We could bin the elevations into meaningful ranges (say 0-200 meters, 200 to 400 meters, etc) and create a histogram of pixel counts to show the shape of the underlying distribution. In this case, the aggregate function does not return a scalar value but a dictionary with 
each bin as a key.
>> stats['elevation_histogram']
{'0 to 500m': ...,
 '500 to 1000m': ...,
 '1000 to 3000m':...,
 '3000 to 5000m':...,
 '5000m+'
}
 
That's the goal, now how do we accomplish this? 

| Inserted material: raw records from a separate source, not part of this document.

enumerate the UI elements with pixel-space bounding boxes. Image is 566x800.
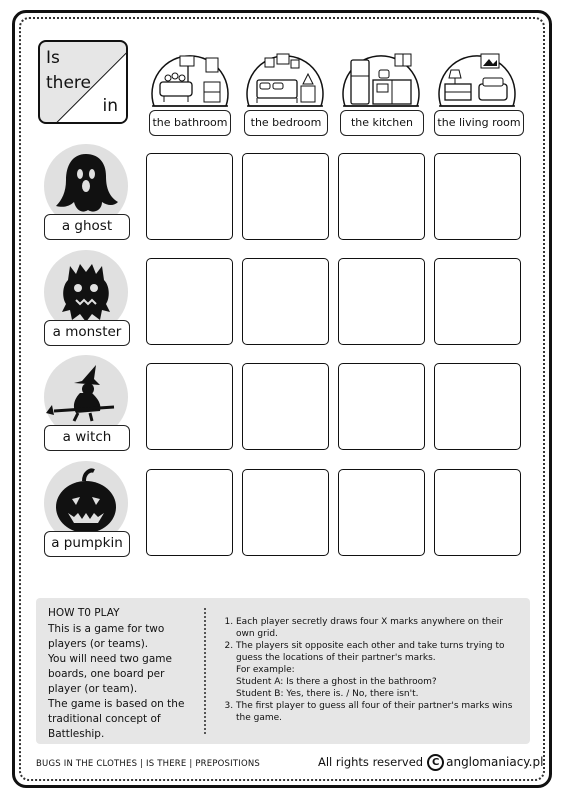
rule-step-text: Each player secretly draws four X marks anywhere on their own grid. xyxy=(236,617,503,639)
grid-cell-ghost-kitchen[interactable] xyxy=(338,153,425,240)
example-student-a: Student A: Is there a ghost in the bathroom? xyxy=(236,677,437,687)
grid-cell-pumpkin-kitchen[interactable] xyxy=(338,469,425,556)
grid-cell-monster-living-room[interactable] xyxy=(434,258,521,345)
grid-cell-monster-kitchen[interactable] xyxy=(338,258,425,345)
bedroom-icon xyxy=(243,40,327,110)
rule-step-text: The players sit opposite each other and take turns trying to guess the locations of their partner's marks. xyxy=(236,641,505,663)
monster-label-witch: a witch xyxy=(44,425,130,451)
living-room-icon xyxy=(435,40,519,110)
how-to-play-intro xyxy=(48,606,198,742)
rule-step-text: The first player to guess all four of their partner's marks wins the game. xyxy=(236,701,513,723)
monster-label-monster: a monster xyxy=(44,320,130,346)
rule-step xyxy=(236,640,522,700)
corner-text-is: Is xyxy=(46,48,60,68)
grid-cell-pumpkin-bedroom[interactable] xyxy=(242,469,329,556)
how-to-play-rules xyxy=(222,616,522,724)
rule-step xyxy=(236,616,522,640)
bathroom-icon xyxy=(148,40,232,110)
grid-cell-monster-bathroom[interactable] xyxy=(146,258,233,345)
kitchen-icon xyxy=(339,40,423,110)
rule-step xyxy=(236,700,522,724)
room-label-living-room: the living room xyxy=(434,110,524,136)
how-to-play-title: HOW T0 PLAY xyxy=(48,607,120,619)
how-to-play-divider xyxy=(204,608,206,734)
grid-cell-witch-bathroom[interactable] xyxy=(146,363,233,450)
grid-cell-pumpkin-living-room[interactable] xyxy=(434,469,521,556)
room-label-bathroom: the bathroom xyxy=(149,110,231,136)
room-label-kitchen: the kitchen xyxy=(340,110,424,136)
corner-text-in: in xyxy=(102,96,118,116)
monster-label-ghost: a ghost xyxy=(44,214,130,240)
copyright-icon: C xyxy=(427,754,444,771)
grid-cell-monster-bedroom[interactable] xyxy=(242,258,329,345)
example-student-b: Student B: Yes, there is. / No, there isn't. xyxy=(236,689,419,699)
rights-text: All rights reserved xyxy=(318,755,424,769)
grid-cell-pumpkin-bathroom[interactable] xyxy=(146,469,233,556)
intro-text: This is a game for two players (or teams). xyxy=(48,623,165,650)
grid-cell-ghost-bedroom[interactable] xyxy=(242,153,329,240)
monster-label-pumpkin: a pumpkin xyxy=(44,531,130,557)
grid-cell-witch-living-room[interactable] xyxy=(434,363,521,450)
intro-text: The game is based on the traditional concept of Battleship. xyxy=(48,698,185,740)
corner-text-there: there xyxy=(46,73,91,93)
intro-text: You will need two game boards, one board per player (or team). xyxy=(48,653,172,695)
footer-series-title: BUGS IN THE CLOTHES | IS THERE | PREPOSITIONS xyxy=(36,759,261,769)
room-label-bedroom: the bedroom xyxy=(244,110,328,136)
footer-copyright xyxy=(318,754,543,771)
brand-name: anglomaniacy.pl xyxy=(446,755,544,769)
how-to-play-box xyxy=(36,598,530,744)
corner-header xyxy=(38,40,128,124)
example-label: For example: xyxy=(236,665,295,675)
grid-cell-witch-bedroom[interactable] xyxy=(242,363,329,450)
grid-cell-ghost-living-room[interactable] xyxy=(434,153,521,240)
grid-cell-ghost-bathroom[interactable] xyxy=(146,153,233,240)
grid-cell-witch-kitchen[interactable] xyxy=(338,363,425,450)
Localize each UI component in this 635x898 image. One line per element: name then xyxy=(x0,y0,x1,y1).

User-defined aggregate functions
Because a histogram might need to specify a number of arguments to customize the results, it's not
feasible for rasterstats to define a generic histogram function. However, as of version 0.6, we
have the ability to create custom, user-defined aggregate functions such as the zonal histogram 
idea described above.
First, we have to write our function. The first and only argument is a masked numpy array 
and will typically be handled by numpy functions. The function's return value will be added to the stats output for each feature. The returned
value does not need to be a scalar, it can be any valid python value (though it's probably
best to stick with dicts, lists and other simple data structures that are easily 
serializable).
import numpy as np
import itertools
def elevation_histogram(x):
    bin_edges = [0, 400, 1000, 3000, 5000, 10000]

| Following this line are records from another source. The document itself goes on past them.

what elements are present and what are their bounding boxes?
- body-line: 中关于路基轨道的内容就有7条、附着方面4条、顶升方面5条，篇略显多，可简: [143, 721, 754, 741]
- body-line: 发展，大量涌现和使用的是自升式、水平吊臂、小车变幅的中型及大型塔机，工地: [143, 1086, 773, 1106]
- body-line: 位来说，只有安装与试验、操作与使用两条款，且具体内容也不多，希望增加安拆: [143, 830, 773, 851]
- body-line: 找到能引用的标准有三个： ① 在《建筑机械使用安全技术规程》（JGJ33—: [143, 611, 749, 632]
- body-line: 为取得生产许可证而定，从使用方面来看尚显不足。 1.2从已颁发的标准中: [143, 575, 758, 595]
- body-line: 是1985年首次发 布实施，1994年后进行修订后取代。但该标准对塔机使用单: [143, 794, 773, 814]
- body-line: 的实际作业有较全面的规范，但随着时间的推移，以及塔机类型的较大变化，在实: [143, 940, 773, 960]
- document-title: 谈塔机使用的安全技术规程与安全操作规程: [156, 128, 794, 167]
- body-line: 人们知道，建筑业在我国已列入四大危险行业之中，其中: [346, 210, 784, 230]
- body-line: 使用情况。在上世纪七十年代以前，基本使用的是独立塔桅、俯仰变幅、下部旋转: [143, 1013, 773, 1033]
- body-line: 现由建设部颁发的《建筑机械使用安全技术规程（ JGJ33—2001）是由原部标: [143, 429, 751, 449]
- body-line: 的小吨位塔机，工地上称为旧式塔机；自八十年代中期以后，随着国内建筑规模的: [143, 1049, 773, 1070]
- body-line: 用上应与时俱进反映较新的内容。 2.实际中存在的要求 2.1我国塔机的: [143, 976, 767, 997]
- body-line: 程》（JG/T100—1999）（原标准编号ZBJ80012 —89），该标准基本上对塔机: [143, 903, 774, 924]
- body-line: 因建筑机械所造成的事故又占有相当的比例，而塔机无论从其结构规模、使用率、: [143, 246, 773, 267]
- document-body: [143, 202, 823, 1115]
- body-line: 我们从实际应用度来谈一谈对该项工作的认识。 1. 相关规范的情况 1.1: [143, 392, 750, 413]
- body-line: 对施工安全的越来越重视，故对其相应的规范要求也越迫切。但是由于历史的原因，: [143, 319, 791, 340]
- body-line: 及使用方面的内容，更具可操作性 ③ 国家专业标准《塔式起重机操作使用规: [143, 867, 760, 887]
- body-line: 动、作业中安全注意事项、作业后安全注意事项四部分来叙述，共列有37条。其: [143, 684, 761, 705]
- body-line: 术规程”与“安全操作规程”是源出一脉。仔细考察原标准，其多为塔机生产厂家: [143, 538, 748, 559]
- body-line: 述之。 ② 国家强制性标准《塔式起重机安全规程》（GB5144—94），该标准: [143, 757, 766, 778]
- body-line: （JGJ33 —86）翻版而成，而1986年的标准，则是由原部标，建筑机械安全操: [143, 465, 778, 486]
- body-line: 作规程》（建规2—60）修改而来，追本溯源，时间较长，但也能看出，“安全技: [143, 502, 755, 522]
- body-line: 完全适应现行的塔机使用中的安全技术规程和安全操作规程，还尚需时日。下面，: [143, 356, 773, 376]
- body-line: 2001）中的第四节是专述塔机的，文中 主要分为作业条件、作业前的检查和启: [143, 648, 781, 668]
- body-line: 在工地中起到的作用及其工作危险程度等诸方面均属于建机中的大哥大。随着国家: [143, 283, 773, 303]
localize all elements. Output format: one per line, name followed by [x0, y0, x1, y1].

    hist, _ = np.histogram(x, bins=bin_edges)
    data = {}  
    for upper, lower, value in itertools.izip(bin_edges, bin_edges[1:], hist):
        key = "{} to {}m".format(upper, lower)
        data[key] = value
    return data
 
And then add our custom elevation_histogram function to our zonal_stats call
using the add_stats keyword argument:
stats = zonal_stats('countries.shp', 'elevation.tif', copy_properties=True,
                    add_stats={'elevation_histogram': elevation_histogram})
for s in stats:
    print s['name'], s['mean'], s['elevation_histogram']
 
which gives us output similar to the following which gives you raw pixel counts
for each of the elevation bins (formatted for readability)
Afghanistan 1826.38 {
    '3000 to 5000m': 1099730, 
    '0 to 400m': 1754317,
    '1000 to 3000m': 2884917, 
    '5000 to 10000m': 83158, 
    '400 to 1000m': 1907790}
 
The only caveat with using this technique is that nested dictionaries and other 
non-scalar values might cause difficulty when trying to serialize this 
data structure to other formats. For example, most GIS formats don't support hierarchical 
properties (nested dictionaries) so you might have to flatten the data before
writing to e.g. PostGIS or an ESRI shapefile. 
With the ability to write user-defined aggregate functions, I can keep the core
of rasterstats light while allowing for the possibility of complex aggregate analysis
that might be needed in the future. Good stuff.